The complexity arises when Islamic scholars attempt to reinterpret Sharia in light of "authentic" hadiths and established Islamic documents that appear to provide fixed guidance for certain issues. While Maududi emphasizes the need for reinterpretation, Hasan Mahmud argues that such reinterpretation faces insurmountable challenges.
Hasan Mahmud cites examples throughout his book, illustrating how the four schools of jurisprudence - Hanafi, Shafi, Maliki, Hanbali and the Shia Jafari present the above-mentioned challenges.
Firstly, the punishment for planned murder is death in Sharia law, but exceptions exist, such as the head of an Islamic state being immune from punishment for Hudud crimes, and murderers of apostates going unpunished according to certain interpretations.
Secondly, he argues that a Muslim cannot be put to death for murdering an unbeliever, despite it being considered an unjust law. In both cases, the author contends that any attempt to amend these laws would be met with resistance based on the authority of "authentic" hadiths and Islamic documents.
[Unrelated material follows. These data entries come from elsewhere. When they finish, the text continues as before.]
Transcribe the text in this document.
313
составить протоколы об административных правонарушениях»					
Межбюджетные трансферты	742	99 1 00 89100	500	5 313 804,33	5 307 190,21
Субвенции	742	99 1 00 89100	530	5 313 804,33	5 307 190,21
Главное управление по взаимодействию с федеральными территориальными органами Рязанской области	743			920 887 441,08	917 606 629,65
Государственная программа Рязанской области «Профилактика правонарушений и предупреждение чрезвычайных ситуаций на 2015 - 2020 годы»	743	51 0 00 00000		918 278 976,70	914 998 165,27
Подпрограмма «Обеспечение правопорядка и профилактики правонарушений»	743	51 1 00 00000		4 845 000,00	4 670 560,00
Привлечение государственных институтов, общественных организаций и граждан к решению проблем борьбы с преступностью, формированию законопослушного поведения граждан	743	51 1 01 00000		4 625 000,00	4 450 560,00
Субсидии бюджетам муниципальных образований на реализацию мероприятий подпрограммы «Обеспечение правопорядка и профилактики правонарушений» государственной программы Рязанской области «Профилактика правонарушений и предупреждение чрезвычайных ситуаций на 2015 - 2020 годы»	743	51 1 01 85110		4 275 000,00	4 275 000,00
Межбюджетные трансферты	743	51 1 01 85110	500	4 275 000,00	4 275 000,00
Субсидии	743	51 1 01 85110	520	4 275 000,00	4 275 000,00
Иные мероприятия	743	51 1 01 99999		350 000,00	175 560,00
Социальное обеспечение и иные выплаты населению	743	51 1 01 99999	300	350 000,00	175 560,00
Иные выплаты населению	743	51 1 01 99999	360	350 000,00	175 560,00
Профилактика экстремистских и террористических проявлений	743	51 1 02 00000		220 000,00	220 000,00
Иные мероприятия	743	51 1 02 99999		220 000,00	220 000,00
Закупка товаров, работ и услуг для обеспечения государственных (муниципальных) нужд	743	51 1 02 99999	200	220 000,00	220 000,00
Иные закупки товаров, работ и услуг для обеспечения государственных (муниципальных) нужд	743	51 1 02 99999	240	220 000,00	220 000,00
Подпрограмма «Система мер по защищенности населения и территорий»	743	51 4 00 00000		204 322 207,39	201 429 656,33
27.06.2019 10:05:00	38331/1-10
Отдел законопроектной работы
Hasan Mahmud also raises questions about the willingness of scholars to change or reject these hadiths and documents, citing the potential consequences of doing so, while highlighting instances of objectionable content found in certain Islamic texts, emphasizing the need for a critical examination of these sources.
Similarly, bin Salman's radical statements about the Hadith can put the AIMPLB stance in a quandary if they insist on following sharia laws and oppose the UCC.
Some of the Indian Muslim scholars, intellectuals and citizens have also declared Bin Salman as not Muslim enough, a practice called takfirism, which takes it upon oneself to announce whether a person is Muslim or not, opening allegations of blasphemy, apostasy and rendering a person justified for murder (wajib-ul-qatl), a kind of takfiri terrorism.
The AIMPLB seriously needs to reform itself if it has to stay relevant to Indian Muslims in the 21st century. The 50-year-old NGO cannot assert its representation of Indian Muslims and remain relevant today without establishing an active women's wing that specifically addresses the concerns of Muslim women. This should include addressing their inquiries, doubts, criticisms regarding the implementation of Sharia laws, as well as their objections to certain discriminatory and unequal laws.
Furthermore, the NGO should provide a platform for those who may prefer a secular Uniform Civil Code (UCC) over being governed solely by Sharia laws.